Wednesday, July 18, 2012

Excavation Day 1 - by Sasha S.


I woke up from my bed at home in the usual state -- pure confusion. Like last week, I had placed my alarm on the other side of my bedroom; forcing myself to jump out of bed to shut the annoying, yet much nostalgically loved Kim Possible jingle off. Today was the day, we were off to San Luis Obispo.
This and next week’s focus is excavation, and much like everyone else in this field school I was excited to start digging and find something remarkable in the dirt. This excitement first started as a spark first inspired by a poorly bound middle school text book about the famous hominid Lucy, which was now further brightened on this trip to Camp San Luis as a senior anthropology major at UCSC.
I was picked up in front of my apartment complex by the lovely Rachael, her mother, and another fellow camper Brooke. We drove down to Cabrillo College, and waited for the vans to arrive so that we could load our personal gear and start heading down the road. I watched as Brandon chugged down a bottle of raw, organic milk. On the ride down to camp, the remnant exhaustion from the lack of sleep rose within me. I slept most of the ride, except for when we stopped for a much needed coffee break (which somehow did not curb my desire to sleep the rest of the ride).
We arrive at camp, and I begin to search for the flattest piece of land I can put my little cocoon of a tent on. I find a spot, and begin setting up. After all our tents were up, we begin to set up our large food storage tent -- which soon became a game of “how many archaeology students does it take to set up one tent?” Once that tent is set up, everyone eagerly starts grabbing at the food. While snacking on our sandwiches, Pringles, and string cheese, Renee reads over the rules for staying on Camp San Luis. After lunch was over, we prepared to head out to our first site of the week. We smothered ourselves in sunblock, bug spray, and long sleeves; all in the hopes that we would reduce our chances of catching poison oak and coming back to camp covered in ticks. Everyone was given a Marshalltown trowel, and measuring tape. We luxuriously rode down to our site our vans.

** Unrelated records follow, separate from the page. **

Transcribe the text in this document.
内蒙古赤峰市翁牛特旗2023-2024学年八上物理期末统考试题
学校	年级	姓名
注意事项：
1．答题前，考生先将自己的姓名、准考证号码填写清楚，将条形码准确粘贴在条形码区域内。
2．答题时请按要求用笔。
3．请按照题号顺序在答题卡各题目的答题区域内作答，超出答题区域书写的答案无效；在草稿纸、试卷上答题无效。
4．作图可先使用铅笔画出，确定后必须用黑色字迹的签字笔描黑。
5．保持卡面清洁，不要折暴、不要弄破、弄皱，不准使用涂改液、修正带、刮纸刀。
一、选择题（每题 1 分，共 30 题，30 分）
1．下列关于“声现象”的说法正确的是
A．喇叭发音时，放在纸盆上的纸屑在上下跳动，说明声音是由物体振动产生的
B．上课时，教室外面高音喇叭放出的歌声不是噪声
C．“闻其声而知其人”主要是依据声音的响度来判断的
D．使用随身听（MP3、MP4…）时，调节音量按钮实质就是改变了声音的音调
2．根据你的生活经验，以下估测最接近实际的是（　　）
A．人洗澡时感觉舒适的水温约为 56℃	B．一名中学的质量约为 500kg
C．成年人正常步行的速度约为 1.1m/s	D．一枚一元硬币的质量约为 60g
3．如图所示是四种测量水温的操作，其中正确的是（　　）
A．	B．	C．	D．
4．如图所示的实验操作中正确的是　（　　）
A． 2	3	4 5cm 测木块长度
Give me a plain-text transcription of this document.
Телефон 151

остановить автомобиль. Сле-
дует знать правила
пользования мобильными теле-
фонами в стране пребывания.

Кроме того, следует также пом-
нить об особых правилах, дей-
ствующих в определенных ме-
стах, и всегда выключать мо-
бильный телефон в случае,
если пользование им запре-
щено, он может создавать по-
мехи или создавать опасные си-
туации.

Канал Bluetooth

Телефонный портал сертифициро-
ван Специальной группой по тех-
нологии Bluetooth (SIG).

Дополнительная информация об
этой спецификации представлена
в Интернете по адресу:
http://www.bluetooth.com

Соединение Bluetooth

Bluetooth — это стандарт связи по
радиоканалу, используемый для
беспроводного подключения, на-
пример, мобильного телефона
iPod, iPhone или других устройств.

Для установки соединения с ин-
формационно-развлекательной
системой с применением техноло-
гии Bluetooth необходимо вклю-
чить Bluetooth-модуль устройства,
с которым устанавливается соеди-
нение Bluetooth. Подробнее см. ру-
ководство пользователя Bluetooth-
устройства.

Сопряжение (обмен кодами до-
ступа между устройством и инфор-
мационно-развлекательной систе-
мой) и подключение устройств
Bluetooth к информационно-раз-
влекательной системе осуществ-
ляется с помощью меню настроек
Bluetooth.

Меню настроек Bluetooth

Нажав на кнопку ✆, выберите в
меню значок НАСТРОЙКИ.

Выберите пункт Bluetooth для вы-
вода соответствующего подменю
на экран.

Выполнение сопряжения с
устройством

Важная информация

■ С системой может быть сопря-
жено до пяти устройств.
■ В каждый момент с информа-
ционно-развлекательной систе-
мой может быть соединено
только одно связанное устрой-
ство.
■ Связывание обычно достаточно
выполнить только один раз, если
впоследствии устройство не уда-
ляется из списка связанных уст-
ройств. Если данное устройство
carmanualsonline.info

Learning how to set up a 1x1m unit
 Our lesson of the day was learning how to construct a perfect 1x1 meter square on the ground, and how to back-stake the square to keep the square more in-line during the excavation process. I probably took like four pages of notes, as there’s a lot of steps that go into just putting down 12 nails into the ground. We broke into our new crews for this week, and were each given either a CU (control unit) or STU (shovel testing unit). My crew had the job of constructing a CU, and were lucky that is was in the shade surrounding a giant tree. It perhaps took less than an hour, but longer than 40 minutes to construct the 1x1 square and to back-stake it. One of my crew members, Max, decided to volunteer to dig the first arbitrary 10 cm layer. Meanwhile, Brooke, Brandon, and I sifted through the dirt that Max attacked. When the dirt had been sifted away, we were left with these clumps of clay in our sieve. We broke down these clumps even further, looking for any sort of stone artifacts. We found a lot of rocks instead. Things that had not been sifted through were loaded into buckets labeled with the site name, CU number, provenience location, level number, the screen size used to sift through dirt, the date, the initials of our crew members, and the number of buckets used per level. These buckets would later be sent to the wet screening process.
I certainly don’t feel as sore as I did on first week of field school, but I don’t doubt the pain will catch up later on in the week. Our first dinner of the week will be Chili, and it smells delicious.